King George III (1760-1820), who took over the throne during the conflict, was the first Hannoverian king to be born in Britain and speak English as his native language. He wished the war to be over, however it was already up to the Cabinet to make such decisions.
The rapid development of colonisation was taking place since the 17th century. With new British colonies appearing in the West Indies (Carribean), North America, India, and later in the Antipodes.
The British colonies were ususally chartered by the monarch to private companies, e.g. the British East India Company.
Soon after the Seven Year's War tensions between the British government and the colonists in North America began to grow.
Among the reason for open conflict was taxation which was to cover the military expenses of the British government. King George III also tried to curb the extent of colonisation into the American continent, as it was more and more expensive to cover the costs of security and protection for the colonists.
The American Revolution took place in the years 1775-83. After several years of indecisive battles on various fronts (the American War of Independence) the British troops in America surrendered and the British Parliament voted to end the war. The conflict was formally ended by the Treaty of Paris in 1783.
Meanwhile in Britain the liberal tendencies grew. An outward criticism of the monarch's policy (namely criticism of the king's Prime Ministers) by a Whig MP John Wilkes was met with initial punishment, however, the MP managed to gain popular support, was continuously re-elected to the House of Commons, and won court cases. Wilkes became a living symbol of liberty, freedom of speech and individual rights.
In 1800 the Act of Union was passed by the Parliaments of Great Britain and Ireland formally creating the United Kingdom of Great Britain and Ireland (from 1 January 1801).
The development of the Industrial Revolution stimulated to development of urban life. However, many people were moved from the countryside to the cities by force.

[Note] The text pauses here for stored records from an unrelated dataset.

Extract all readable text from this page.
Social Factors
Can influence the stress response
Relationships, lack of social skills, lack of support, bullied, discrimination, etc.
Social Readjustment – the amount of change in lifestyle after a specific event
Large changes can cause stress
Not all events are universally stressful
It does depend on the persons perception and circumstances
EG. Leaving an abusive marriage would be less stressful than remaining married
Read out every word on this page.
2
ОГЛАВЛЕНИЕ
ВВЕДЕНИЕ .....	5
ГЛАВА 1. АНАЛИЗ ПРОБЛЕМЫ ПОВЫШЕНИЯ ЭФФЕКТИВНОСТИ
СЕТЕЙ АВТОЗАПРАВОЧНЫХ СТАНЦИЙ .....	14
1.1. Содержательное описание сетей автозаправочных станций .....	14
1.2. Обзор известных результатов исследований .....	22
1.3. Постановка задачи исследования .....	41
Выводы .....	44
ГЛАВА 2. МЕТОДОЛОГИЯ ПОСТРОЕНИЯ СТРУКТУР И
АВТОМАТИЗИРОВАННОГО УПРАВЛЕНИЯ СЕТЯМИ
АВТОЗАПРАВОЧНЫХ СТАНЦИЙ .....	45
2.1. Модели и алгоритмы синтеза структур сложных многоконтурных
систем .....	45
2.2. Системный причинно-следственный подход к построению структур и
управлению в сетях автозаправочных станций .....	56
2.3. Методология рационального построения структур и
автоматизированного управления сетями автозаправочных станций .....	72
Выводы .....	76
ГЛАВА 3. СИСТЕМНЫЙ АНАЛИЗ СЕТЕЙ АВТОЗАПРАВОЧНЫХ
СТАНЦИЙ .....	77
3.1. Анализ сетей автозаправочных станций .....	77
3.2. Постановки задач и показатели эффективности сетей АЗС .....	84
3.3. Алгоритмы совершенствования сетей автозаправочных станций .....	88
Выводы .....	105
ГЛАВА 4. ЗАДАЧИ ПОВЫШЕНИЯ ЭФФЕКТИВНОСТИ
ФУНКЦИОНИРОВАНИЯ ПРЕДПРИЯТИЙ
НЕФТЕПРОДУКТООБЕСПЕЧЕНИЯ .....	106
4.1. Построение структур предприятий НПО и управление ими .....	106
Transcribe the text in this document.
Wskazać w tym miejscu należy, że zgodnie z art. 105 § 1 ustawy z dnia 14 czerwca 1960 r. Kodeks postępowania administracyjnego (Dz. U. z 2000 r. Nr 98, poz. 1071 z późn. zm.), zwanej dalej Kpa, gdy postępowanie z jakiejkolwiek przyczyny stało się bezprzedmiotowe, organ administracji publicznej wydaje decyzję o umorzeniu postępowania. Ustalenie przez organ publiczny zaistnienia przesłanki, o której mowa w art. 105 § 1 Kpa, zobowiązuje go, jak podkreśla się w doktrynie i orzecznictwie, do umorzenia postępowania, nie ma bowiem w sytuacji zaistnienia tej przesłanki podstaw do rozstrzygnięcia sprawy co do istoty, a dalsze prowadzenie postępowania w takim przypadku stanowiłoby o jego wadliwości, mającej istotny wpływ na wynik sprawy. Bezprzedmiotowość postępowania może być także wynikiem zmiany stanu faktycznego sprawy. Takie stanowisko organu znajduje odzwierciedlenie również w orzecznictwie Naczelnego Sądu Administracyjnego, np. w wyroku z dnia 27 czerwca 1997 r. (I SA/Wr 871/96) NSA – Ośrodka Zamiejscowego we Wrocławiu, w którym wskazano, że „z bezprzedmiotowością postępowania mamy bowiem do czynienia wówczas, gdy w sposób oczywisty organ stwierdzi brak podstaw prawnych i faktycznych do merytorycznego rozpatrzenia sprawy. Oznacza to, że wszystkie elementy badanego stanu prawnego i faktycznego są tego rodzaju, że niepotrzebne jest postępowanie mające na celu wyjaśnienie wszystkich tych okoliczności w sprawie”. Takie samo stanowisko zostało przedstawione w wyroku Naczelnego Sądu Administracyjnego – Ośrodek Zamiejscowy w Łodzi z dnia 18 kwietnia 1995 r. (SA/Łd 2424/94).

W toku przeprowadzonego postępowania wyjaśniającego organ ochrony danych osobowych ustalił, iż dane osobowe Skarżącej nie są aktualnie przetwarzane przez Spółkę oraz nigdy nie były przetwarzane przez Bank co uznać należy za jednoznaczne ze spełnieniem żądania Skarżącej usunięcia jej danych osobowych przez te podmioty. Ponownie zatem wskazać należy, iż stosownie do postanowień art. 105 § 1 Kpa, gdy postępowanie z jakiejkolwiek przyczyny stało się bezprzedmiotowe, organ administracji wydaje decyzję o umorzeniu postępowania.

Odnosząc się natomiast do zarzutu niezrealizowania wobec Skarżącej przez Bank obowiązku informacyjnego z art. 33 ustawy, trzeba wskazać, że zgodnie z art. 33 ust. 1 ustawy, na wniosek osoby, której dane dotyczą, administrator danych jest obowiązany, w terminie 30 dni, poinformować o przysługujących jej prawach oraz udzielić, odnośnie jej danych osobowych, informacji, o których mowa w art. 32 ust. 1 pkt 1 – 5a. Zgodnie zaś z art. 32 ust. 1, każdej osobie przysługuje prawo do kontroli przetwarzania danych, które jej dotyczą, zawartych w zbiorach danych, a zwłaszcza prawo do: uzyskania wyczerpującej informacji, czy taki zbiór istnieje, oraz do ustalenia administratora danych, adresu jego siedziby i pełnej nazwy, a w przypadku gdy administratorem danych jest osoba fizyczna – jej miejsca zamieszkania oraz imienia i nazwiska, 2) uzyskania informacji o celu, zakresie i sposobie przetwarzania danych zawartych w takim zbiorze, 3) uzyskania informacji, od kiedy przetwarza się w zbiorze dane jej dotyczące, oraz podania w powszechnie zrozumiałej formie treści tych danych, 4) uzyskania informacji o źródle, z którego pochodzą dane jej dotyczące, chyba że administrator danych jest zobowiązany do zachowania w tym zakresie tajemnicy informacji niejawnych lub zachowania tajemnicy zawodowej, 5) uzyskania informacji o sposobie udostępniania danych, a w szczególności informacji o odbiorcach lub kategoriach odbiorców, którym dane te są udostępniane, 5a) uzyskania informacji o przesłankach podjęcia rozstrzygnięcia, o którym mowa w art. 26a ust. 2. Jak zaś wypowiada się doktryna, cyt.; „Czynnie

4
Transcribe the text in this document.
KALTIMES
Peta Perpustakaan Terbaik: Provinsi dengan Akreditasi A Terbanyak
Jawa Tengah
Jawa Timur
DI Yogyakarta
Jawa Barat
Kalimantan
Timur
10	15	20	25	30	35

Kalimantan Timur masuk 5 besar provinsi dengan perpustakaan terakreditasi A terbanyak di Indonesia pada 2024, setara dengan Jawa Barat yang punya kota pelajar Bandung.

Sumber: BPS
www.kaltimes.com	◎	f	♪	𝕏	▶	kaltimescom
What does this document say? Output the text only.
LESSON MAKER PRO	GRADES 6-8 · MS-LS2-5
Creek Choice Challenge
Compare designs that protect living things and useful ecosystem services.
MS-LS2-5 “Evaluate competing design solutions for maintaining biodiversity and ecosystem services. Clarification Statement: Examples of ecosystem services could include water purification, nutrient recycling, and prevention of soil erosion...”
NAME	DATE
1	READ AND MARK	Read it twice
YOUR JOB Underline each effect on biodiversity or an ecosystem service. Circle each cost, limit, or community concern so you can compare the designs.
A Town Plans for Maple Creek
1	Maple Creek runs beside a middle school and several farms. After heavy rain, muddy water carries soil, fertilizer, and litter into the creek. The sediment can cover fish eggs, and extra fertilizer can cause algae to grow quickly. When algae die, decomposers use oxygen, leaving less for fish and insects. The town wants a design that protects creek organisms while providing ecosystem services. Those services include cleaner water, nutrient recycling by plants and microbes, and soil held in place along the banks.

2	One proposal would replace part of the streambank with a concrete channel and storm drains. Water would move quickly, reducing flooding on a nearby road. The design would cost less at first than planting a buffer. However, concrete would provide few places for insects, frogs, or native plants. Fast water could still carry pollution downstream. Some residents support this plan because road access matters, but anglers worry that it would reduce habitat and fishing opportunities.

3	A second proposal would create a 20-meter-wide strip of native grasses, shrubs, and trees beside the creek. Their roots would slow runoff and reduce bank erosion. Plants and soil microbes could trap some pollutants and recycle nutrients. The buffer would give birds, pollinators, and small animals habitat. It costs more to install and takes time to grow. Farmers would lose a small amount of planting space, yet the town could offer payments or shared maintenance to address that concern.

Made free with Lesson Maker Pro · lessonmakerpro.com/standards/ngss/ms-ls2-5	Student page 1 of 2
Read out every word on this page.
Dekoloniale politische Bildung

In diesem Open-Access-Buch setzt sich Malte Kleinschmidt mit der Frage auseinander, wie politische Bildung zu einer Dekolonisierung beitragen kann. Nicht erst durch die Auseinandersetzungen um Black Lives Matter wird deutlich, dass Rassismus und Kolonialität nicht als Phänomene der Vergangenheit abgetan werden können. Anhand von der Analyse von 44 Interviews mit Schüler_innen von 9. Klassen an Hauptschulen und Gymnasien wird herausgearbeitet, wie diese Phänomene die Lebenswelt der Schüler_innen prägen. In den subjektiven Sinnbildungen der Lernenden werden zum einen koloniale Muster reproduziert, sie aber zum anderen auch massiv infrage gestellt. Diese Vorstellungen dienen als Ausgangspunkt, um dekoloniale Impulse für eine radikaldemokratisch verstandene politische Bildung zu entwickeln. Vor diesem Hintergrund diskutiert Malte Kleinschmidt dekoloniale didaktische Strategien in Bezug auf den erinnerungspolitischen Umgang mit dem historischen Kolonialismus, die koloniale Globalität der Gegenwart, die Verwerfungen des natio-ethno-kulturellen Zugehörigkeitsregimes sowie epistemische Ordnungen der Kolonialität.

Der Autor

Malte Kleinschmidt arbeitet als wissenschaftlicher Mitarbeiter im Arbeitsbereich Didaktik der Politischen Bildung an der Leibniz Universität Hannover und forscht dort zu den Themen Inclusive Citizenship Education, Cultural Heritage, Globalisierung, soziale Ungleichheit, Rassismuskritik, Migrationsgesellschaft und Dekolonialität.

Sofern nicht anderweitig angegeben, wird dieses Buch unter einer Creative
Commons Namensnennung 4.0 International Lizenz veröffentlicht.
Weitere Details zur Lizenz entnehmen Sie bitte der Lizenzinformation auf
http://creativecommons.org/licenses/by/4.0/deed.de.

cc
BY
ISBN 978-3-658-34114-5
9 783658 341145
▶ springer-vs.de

The procedure which pushed them away from their lands was referred to as enclosure.
At the time of the beginning of automatisation of work a group of people known as the Luddites started to cause riots trying to destroy the machines which, according to them, threatened their jobs.
The French revolution which started in 1789 was an event which considerably frightened the higher and middle classes of Britain. In order to prevent them a series of legislative acts, often referred to as Factory Acts, were passed in order to relieve the workers.
With the rise of Napoleon Bonaparte's power the United Kingdom eventually took side against France. The Napoleonic Wars turned out to be successful for the UK, particularly due to merits of such figures as Horatio Nelson, and Duke of Wellington.
However, despite the victory, the economy of the UK after the Napoleonic Wars was threatened by crisis. It stemmed from the fact that the war-time production was no longer necessary, which put many companies out of business, and also that suddenly a large mass of soldiers and sailors were rendered jobless.
One of the less fortunate decisions of the UK's government was to introduce the Corn Laws, which were supposed to protect the domestic agricultural market, while in consequence lead to the growth of the prices of bread and cereals.
A series of Reform Acts (Reform Bills) were passed by the Parliament of the UK, starting with the initial, most awaited one, in 1832.
The Reform Acts gave the right to vote to further groups of people, while at the same time reorganised the system of voting and the system of constituencies.
The slow pace of widening of the franchise lead in mid 19th century to the development of the Chartist Movement which proposed a People's Charter. Its idea was generally to grant further civil rights to more people.
It was not until the rule of Queen Victoria (1837-1901) that a more influential monarch took the throne of the United Kingdom. Her time of reign was so impressively long that the whole of the second half of the 19th century is often referred to as the Victorian Time. The term "Victorian" is also used to denominate a style of architecture, literature, clothes, and even morality.